CAMP March Newsletter: Page 7
CAMP Professor Dipankar Roy Studies Different Aspects of Materials Engineering for Advanced Lithium Ion Batteries
CAMP Professor Dipankar Roy and his group are studying different aspects of materials engineering for advanced lithium ion batteries. A major performance-limiting factor for lithium ion batteries is the cathode that determines the capacity, operational voltage, charge-discharge rates, and energy density. The carbon-based anodes traditionally used in these batteries exhibit relatively slow charging. Many new applications of these batteries also require safe and efficient operation over a wide temperature range, for which the flammable and volatile carbonate electrolytes alone are not adequate. In addition, if the cathode reacts with the electrolyte, the cycle life of the battery becomes rather limited. Professor Roy’s group is studying these different aspects of materials engineering for advanced lithium ion batteries. They are focusing on ceramic cathodes and electrochemically fabricated transition metal oxides for anodes. These materials are attractive for pulse-power applications (e.g., HEVs) and large-scale energy storage (e.g., solar storage). The CAMP group also studies electrolytes based on room temperature ionic liquids (ILs) that can significantly reduce the utilization of volatile/flammable solvents.
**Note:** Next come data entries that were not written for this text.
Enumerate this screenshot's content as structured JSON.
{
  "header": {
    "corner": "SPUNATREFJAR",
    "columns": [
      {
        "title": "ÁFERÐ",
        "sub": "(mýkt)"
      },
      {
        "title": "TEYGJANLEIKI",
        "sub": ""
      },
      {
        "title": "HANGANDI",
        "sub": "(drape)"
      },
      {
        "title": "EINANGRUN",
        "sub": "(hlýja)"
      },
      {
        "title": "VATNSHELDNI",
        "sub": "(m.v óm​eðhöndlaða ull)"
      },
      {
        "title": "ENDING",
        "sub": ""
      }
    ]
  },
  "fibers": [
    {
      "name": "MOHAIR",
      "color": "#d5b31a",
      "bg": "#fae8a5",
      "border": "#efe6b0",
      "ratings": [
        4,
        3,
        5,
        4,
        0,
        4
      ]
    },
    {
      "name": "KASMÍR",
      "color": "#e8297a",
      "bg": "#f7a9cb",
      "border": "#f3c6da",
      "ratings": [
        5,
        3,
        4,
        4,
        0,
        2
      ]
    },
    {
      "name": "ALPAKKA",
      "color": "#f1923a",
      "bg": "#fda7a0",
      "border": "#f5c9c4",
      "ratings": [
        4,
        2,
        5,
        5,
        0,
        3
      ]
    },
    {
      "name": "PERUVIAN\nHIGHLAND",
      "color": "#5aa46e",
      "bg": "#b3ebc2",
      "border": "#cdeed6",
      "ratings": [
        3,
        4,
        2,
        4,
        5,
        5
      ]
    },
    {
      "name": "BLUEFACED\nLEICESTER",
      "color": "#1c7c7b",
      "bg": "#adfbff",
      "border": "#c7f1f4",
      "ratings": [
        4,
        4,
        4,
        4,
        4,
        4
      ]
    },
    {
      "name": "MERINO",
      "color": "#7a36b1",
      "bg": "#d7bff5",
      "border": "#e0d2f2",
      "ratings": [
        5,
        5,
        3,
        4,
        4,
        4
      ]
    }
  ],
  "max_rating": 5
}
Illustrative results of electrolyte engineering in Roy’s group are shown in Figure 11 in the form of Ragone plots using an IL-incorporated solution. The plots demonstrate how the performance of the battery at an elevated temperature is improved over the corresponding room temperature case. Further experiments using anode materials other than Li are currently underway. More information about Professor Roy’s research can be found at http://people.clarkson.edu/~samoy/cr_projects.htm.
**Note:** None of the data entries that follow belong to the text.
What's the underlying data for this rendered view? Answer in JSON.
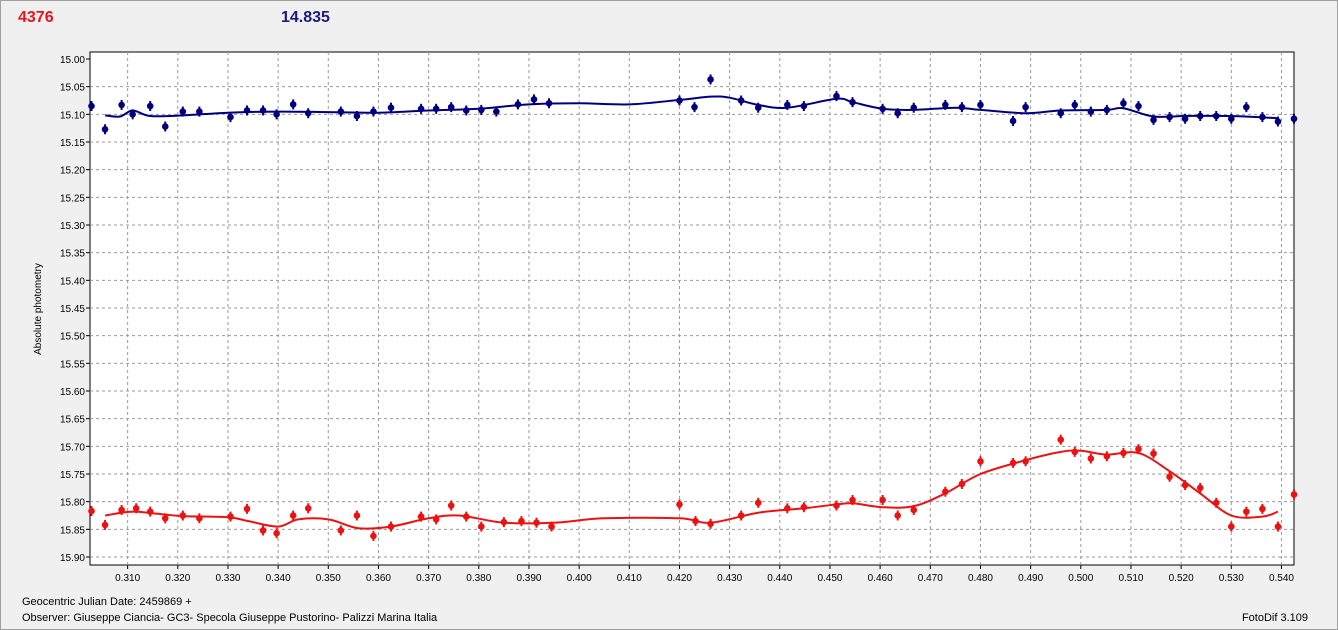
{
  "header": {
    "left_value": "4376",
    "right_value": "14.835"
  },
  "footer": {
    "date_line": "Geocentric Julian Date: 2459869 +",
    "observer_line": "Observer: Giuseppe Ciancia- GC3- Specola Giuseppe Pustorino- Palizzi Marina Italia",
    "software": "FotoDif 3.109"
  },
  "colors": {
    "blue": "#00007f",
    "red": "#ee1111",
    "grid": "#9a9a9a"
  },
  "chart_data": {
    "type": "scatter",
    "title": "",
    "xlabel": "",
    "ylabel": "Absolute photometry",
    "xlim": [
      0.3025,
      0.5425
    ],
    "ylim": [
      15.0,
      15.9
    ],
    "y_inverted": true,
    "grid": true,
    "x_ticks": [
      "0.310",
      "0.320",
      "0.330",
      "0.340",
      "0.350",
      "0.360",
      "0.370",
      "0.380",
      "0.390",
      "0.400",
      "0.410",
      "0.420",
      "0.430",
      "0.440",
      "0.450",
      "0.460",
      "0.470",
      "0.480",
      "0.490",
      "0.500",
      "0.510",
      "0.520",
      "0.530",
      "0.540"
    ],
    "y_ticks": [
      "15.00",
      "15.05",
      "15.10",
      "15.15",
      "15.20",
      "15.25",
      "15.30",
      "15.35",
      "15.40",
      "15.45",
      "15.50",
      "15.55",
      "15.60",
      "15.65",
      "15.70",
      "15.75",
      "15.80",
      "15.85",
      "15.90"
    ],
    "series": [
      {
        "color": "#00007f",
        "x": [
          0.3028,
          0.3055,
          0.3088,
          0.311,
          0.3145,
          0.3175,
          0.321,
          0.3243,
          0.3305,
          0.3338,
          0.337,
          0.3397,
          0.343,
          0.346,
          0.3525,
          0.3557,
          0.359,
          0.3625,
          0.3685,
          0.3715,
          0.3745,
          0.3775,
          0.3805,
          0.3835,
          0.3878,
          0.391,
          0.394,
          0.42,
          0.423,
          0.4262,
          0.4323,
          0.4357,
          0.4415,
          0.4448,
          0.4513,
          0.4545,
          0.4605,
          0.4635,
          0.4667,
          0.473,
          0.4763,
          0.48,
          0.4865,
          0.489,
          0.496,
          0.4988,
          0.502,
          0.5052,
          0.5085,
          0.5115,
          0.5145,
          0.5177,
          0.5208,
          0.5238,
          0.527,
          0.53,
          0.533,
          0.5362,
          0.5393,
          0.5425
        ],
        "y": [
          15.085,
          15.127,
          15.083,
          15.1,
          15.085,
          15.122,
          15.095,
          15.095,
          15.105,
          15.093,
          15.093,
          15.1,
          15.082,
          15.098,
          15.095,
          15.103,
          15.095,
          15.088,
          15.09,
          15.09,
          15.087,
          15.093,
          15.092,
          15.095,
          15.082,
          15.073,
          15.08,
          15.075,
          15.087,
          15.037,
          15.075,
          15.088,
          15.083,
          15.085,
          15.067,
          15.078,
          15.09,
          15.098,
          15.088,
          15.083,
          15.087,
          15.083,
          15.112,
          15.087,
          15.098,
          15.083,
          15.095,
          15.092,
          15.08,
          15.085,
          15.11,
          15.105,
          15.108,
          15.103,
          15.103,
          15.108,
          15.087,
          15.105,
          15.113,
          15.108
        ],
        "trend": [
          [
            0.3055,
            15.102
          ],
          [
            0.3085,
            15.104
          ],
          [
            0.311,
            15.093
          ],
          [
            0.3145,
            15.103
          ],
          [
            0.321,
            15.102
          ],
          [
            0.33,
            15.097
          ],
          [
            0.34,
            15.095
          ],
          [
            0.35,
            15.096
          ],
          [
            0.36,
            15.097
          ],
          [
            0.37,
            15.093
          ],
          [
            0.38,
            15.09
          ],
          [
            0.39,
            15.082
          ],
          [
            0.4,
            15.08
          ],
          [
            0.41,
            15.082
          ],
          [
            0.42,
            15.074
          ],
          [
            0.4262,
            15.068
          ],
          [
            0.43,
            15.07
          ],
          [
            0.4357,
            15.083
          ],
          [
            0.4415,
            15.088
          ],
          [
            0.4513,
            15.072
          ],
          [
            0.4545,
            15.078
          ],
          [
            0.4605,
            15.09
          ],
          [
            0.4667,
            15.092
          ],
          [
            0.475,
            15.088
          ],
          [
            0.48,
            15.092
          ],
          [
            0.489,
            15.098
          ],
          [
            0.496,
            15.093
          ],
          [
            0.5052,
            15.092
          ],
          [
            0.5085,
            15.089
          ],
          [
            0.5145,
            15.104
          ],
          [
            0.5208,
            15.103
          ],
          [
            0.53,
            15.103
          ],
          [
            0.5393,
            15.107
          ]
        ]
      },
      {
        "color": "#ee1111",
        "x": [
          0.3028,
          0.3055,
          0.3088,
          0.3117,
          0.3145,
          0.3175,
          0.321,
          0.3243,
          0.3305,
          0.3338,
          0.337,
          0.3397,
          0.343,
          0.346,
          0.3525,
          0.3557,
          0.359,
          0.3625,
          0.3685,
          0.3715,
          0.3745,
          0.3775,
          0.3805,
          0.385,
          0.3885,
          0.3915,
          0.3945,
          0.42,
          0.4232,
          0.4262,
          0.4323,
          0.4357,
          0.4415,
          0.4448,
          0.4513,
          0.4545,
          0.4605,
          0.4635,
          0.4667,
          0.473,
          0.4763,
          0.48,
          0.4865,
          0.489,
          0.496,
          0.4988,
          0.502,
          0.5052,
          0.5085,
          0.5115,
          0.5145,
          0.5177,
          0.5208,
          0.5238,
          0.527,
          0.53,
          0.533,
          0.5362,
          0.5393,
          0.5425
        ],
        "y": [
          15.817,
          15.842,
          15.815,
          15.812,
          15.818,
          15.83,
          15.825,
          15.83,
          15.827,
          15.813,
          15.852,
          15.857,
          15.825,
          15.812,
          15.852,
          15.825,
          15.862,
          15.845,
          15.827,
          15.832,
          15.807,
          15.827,
          15.845,
          15.837,
          15.835,
          15.838,
          15.845,
          15.805,
          15.835,
          15.84,
          15.825,
          15.802,
          15.812,
          15.81,
          15.807,
          15.797,
          15.797,
          15.825,
          15.815,
          15.782,
          15.768,
          15.727,
          15.73,
          15.727,
          15.688,
          15.71,
          15.722,
          15.718,
          15.712,
          15.705,
          15.713,
          15.755,
          15.77,
          15.775,
          15.802,
          15.845,
          15.818,
          15.813,
          15.845,
          15.787
        ],
        "trend": [
          [
            0.3055,
            15.825
          ],
          [
            0.3088,
            15.82
          ],
          [
            0.3117,
            15.818
          ],
          [
            0.316,
            15.822
          ],
          [
            0.321,
            15.826
          ],
          [
            0.33,
            15.828
          ],
          [
            0.334,
            15.835
          ],
          [
            0.34,
            15.845
          ],
          [
            0.344,
            15.832
          ],
          [
            0.35,
            15.832
          ],
          [
            0.356,
            15.848
          ],
          [
            0.3625,
            15.845
          ],
          [
            0.37,
            15.83
          ],
          [
            0.376,
            15.825
          ],
          [
            0.385,
            15.838
          ],
          [
            0.395,
            15.838
          ],
          [
            0.405,
            15.83
          ],
          [
            0.42,
            15.83
          ],
          [
            0.4262,
            15.838
          ],
          [
            0.4357,
            15.82
          ],
          [
            0.4448,
            15.812
          ],
          [
            0.4513,
            15.805
          ],
          [
            0.4545,
            15.803
          ],
          [
            0.4605,
            15.81
          ],
          [
            0.4667,
            15.808
          ],
          [
            0.473,
            15.785
          ],
          [
            0.48,
            15.75
          ],
          [
            0.489,
            15.725
          ],
          [
            0.496,
            15.71
          ],
          [
            0.5,
            15.708
          ],
          [
            0.5052,
            15.715
          ],
          [
            0.5115,
            15.712
          ],
          [
            0.5177,
            15.745
          ],
          [
            0.5238,
            15.785
          ],
          [
            0.53,
            15.825
          ],
          [
            0.5362,
            15.827
          ],
          [
            0.5393,
            15.818
          ]
        ]
      }
    ]
  }
}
FIGURE 11: Ragone plots for a Li (anode) | LiMn2O4 (cathode) cell. The gravimetric energy and power correspond to the active material mass of the cathode. Commercially available LiMn2O4 was used to fabricate the cathode, and the electrolyte included LiBF4 dissolved in carbonate solvents. The numbers associated with each straight line (marking power density regimes) indicate the total time and C-rate of discharge. The more a Ragone plot moves toward the upper right corner, the better is the battery performance.